Now for the odd stuff, I have actually had ligations inhibited by gel purification of the insert.. don't ask me why. I once could not ligate an insert and it was suggested to me to go for the ligation without purifying the insert after digestion.. it worked. Also, ligations are inhibited by too much DNA. This is one of those times where less is more.
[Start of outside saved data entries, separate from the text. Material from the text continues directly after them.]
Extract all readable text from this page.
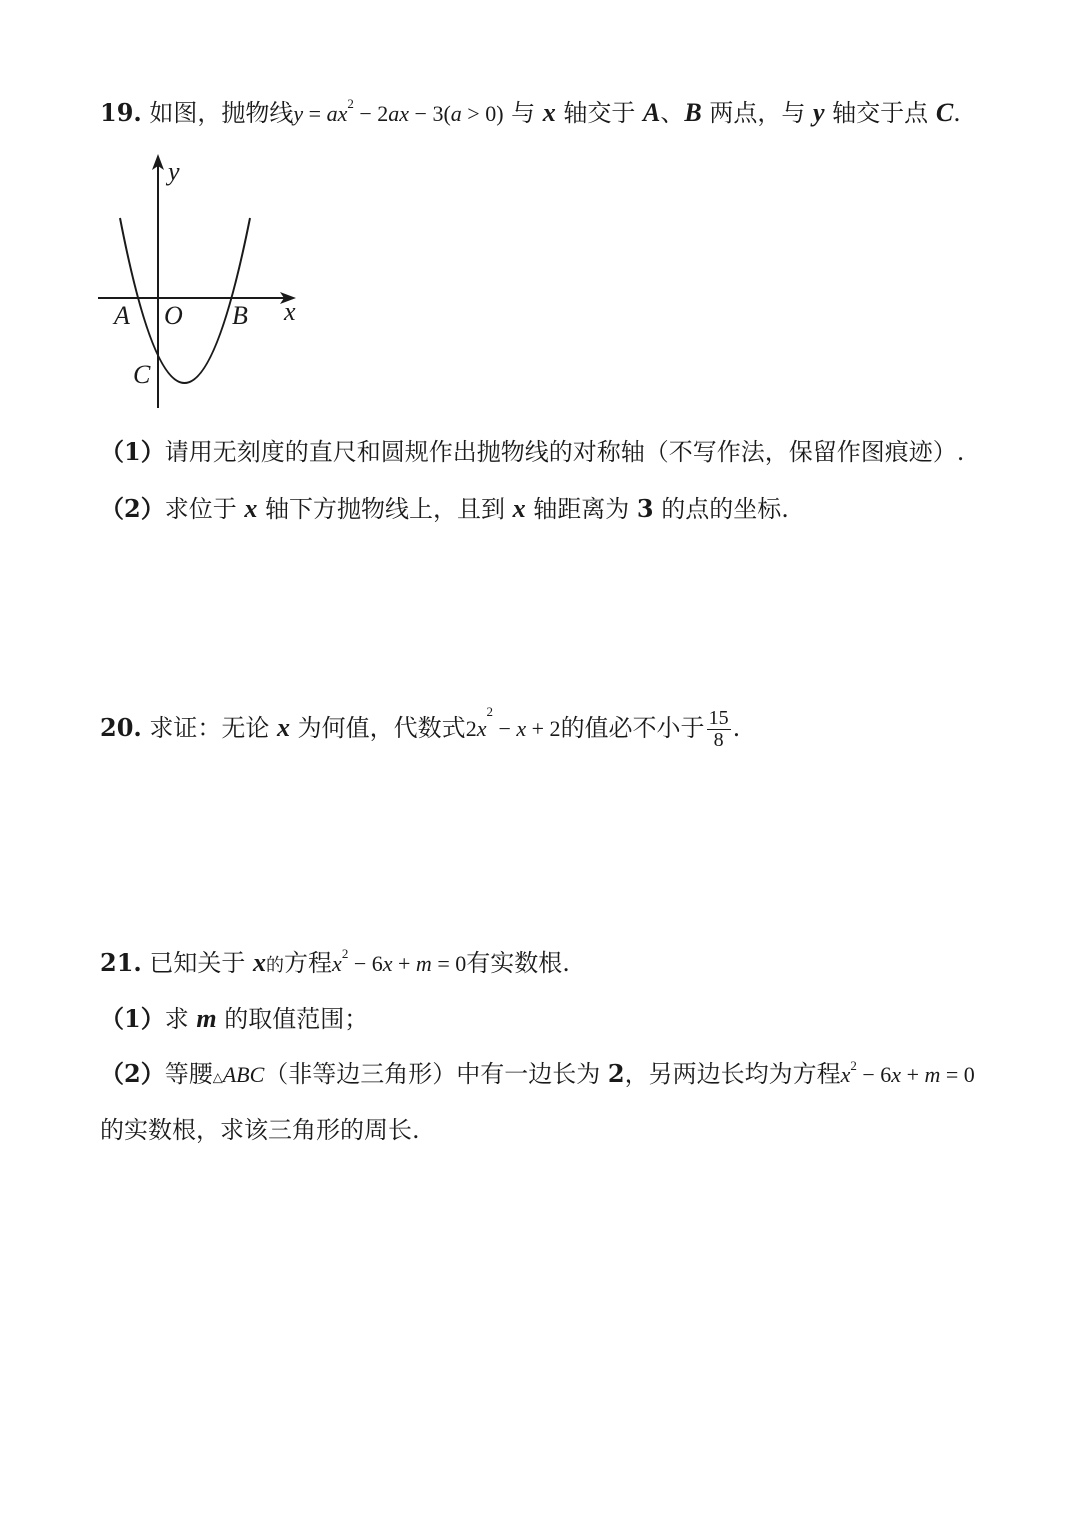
19. 如图，抛物线$y = ax^2 - 2ax - 3(a > 0)$ 与 x 轴交于 A、B 两点，与 y 轴交于点 C.
y
x
A O B
C
（1）请用无刻度的直尺和圆规作出抛物线的对称轴（不写作法，保留作图痕迹）.
（2）求位于 x 轴下方抛物线上，且到 x 轴距离为 3 的点的坐标.
20. 求证：无论 x 为何值，代数式$2x^2 - x + 2$的值必不小于 $\frac{15}{8}$ .
21. 已知关于 x的方程$x^2 - 6x + m = 0$有实数根.
（1）求 m 的取值范围；
（2）等腰△ABC（非等边三角形）中有一边长为 2，另两边长均为方程$x^2 - 6x + m = 0$
的实数根，求该三角形的周长.
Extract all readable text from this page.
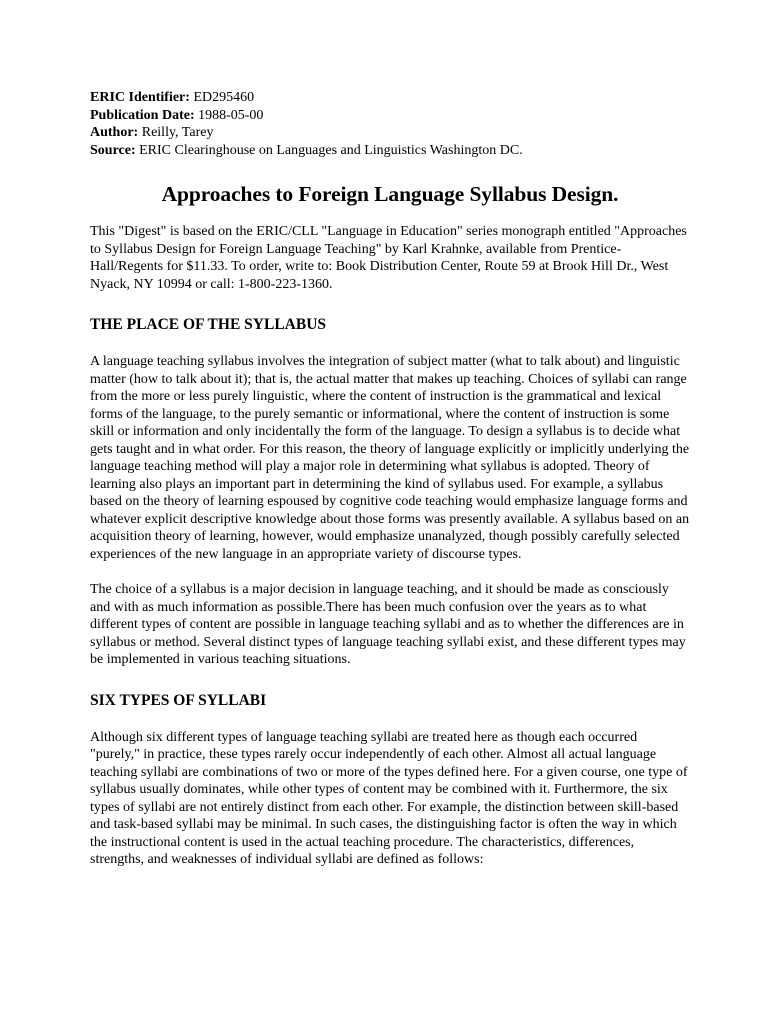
ERIC Identifier: ED295460
Publication Date: 1988-05-00
Author: Reilly, Tarey
Source: ERIC Clearinghouse on Languages and Linguistics Washington DC.
Approaches to Foreign Language Syllabus Design.

This "Digest" is based on the ERIC/CLL "Language in Education" series monograph entitled "Approaches to Syllabus Design for Foreign Language Teaching" by Karl Krahnke, available from Prentice-Hall/Regents for $11.33. To order, write to: Book Distribution Center, Route 59 at Brook Hill Dr., West Nyack, NY 10994 or call: 1-800-223-1360.

THE PLACE OF THE SYLLABUS

A language teaching syllabus involves the integration of subject matter (what to talk about) and linguistic matter (how to talk about it); that is, the actual matter that makes up teaching. Choices of syllabi can range from the more or less purely linguistic, where the content of instruction is the grammatical and lexical forms of the language, to the purely semantic or informational, where the content of instruction is some skill or information and only incidentally the form of the language. To design a syllabus is to decide what gets taught and in what order. For this reason, the theory of language explicitly or implicitly underlying the language teaching method will play a major role in determining what syllabus is adopted. Theory of learning also plays an important part in determining the kind of syllabus used. For example, a syllabus based on the theory of learning espoused by cognitive code teaching would emphasize language forms and whatever explicit descriptive knowledge about those forms was presently available. A syllabus based on an acquisition theory of learning, however, would emphasize unanalyzed, though possibly carefully selected experiences of the new language in an appropriate variety of discourse types.

The choice of a syllabus is a major decision in language teaching, and it should be made as consciously and with as much information as possible.There has been much confusion over the years as to what different types of content are possible in language teaching syllabi and as to whether the differences are in syllabus or method. Several distinct types of language teaching syllabi exist, and these different types may be implemented in various teaching situations.

SIX TYPES OF SYLLABI

Although six different types of language teaching syllabi are treated here as though each occurred "purely," in practice, these types rarely occur independently of each other. Almost all actual language teaching syllabi are combinations of two or more of the types defined here. For a given course, one type of syllabus usually dominates, while other types of content may be combined with it. Furthermore, the six types of syllabi are not entirely distinct from each other. For example, the distinction between skill-based and task-based syllabi may be minimal. In such cases, the distinguishing factor is often the way in which the instructional content is used in the actual teaching procedure. The characteristics, differences, strengths, and weaknesses of individual syllabi are defined as follows:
You could sequence the PCR products if you think there could be some errors. But usually it should be fine. Most importantly, you should verify if there are enough bases on the ends of the primers for adequate digestion and make sure you donot overdigest the DNA.

Good Luck !!!


You can ligate the insert alone, heat kill the ligase, and run the results on a gel. Ideally you will see high MW fragments. You can further clarify the situation by digesting the ligated product with each of the cloning enzymes one at a time, and both. The single digests should show double length fragments, while the double digest should show single length fragments. In reality, the single digests show a mix of double and single length fragments, and the ratio of these tells you the efficiency of ligation of the opposite cloning end. Use normal ligase, not the quick ligase, and heat kill the ligase. You can digest while you ligate if you adjust the NaCl concentration of the ligation buffer to 25 mM. and provide a brief 10 minute 37 post ligation digestion period prior to heat killing at 70C for 20 minutes.


You can also do a quick test of the ligase by ligating some DNA ladder quickly (most of them are just digests, anyway), and running a gel.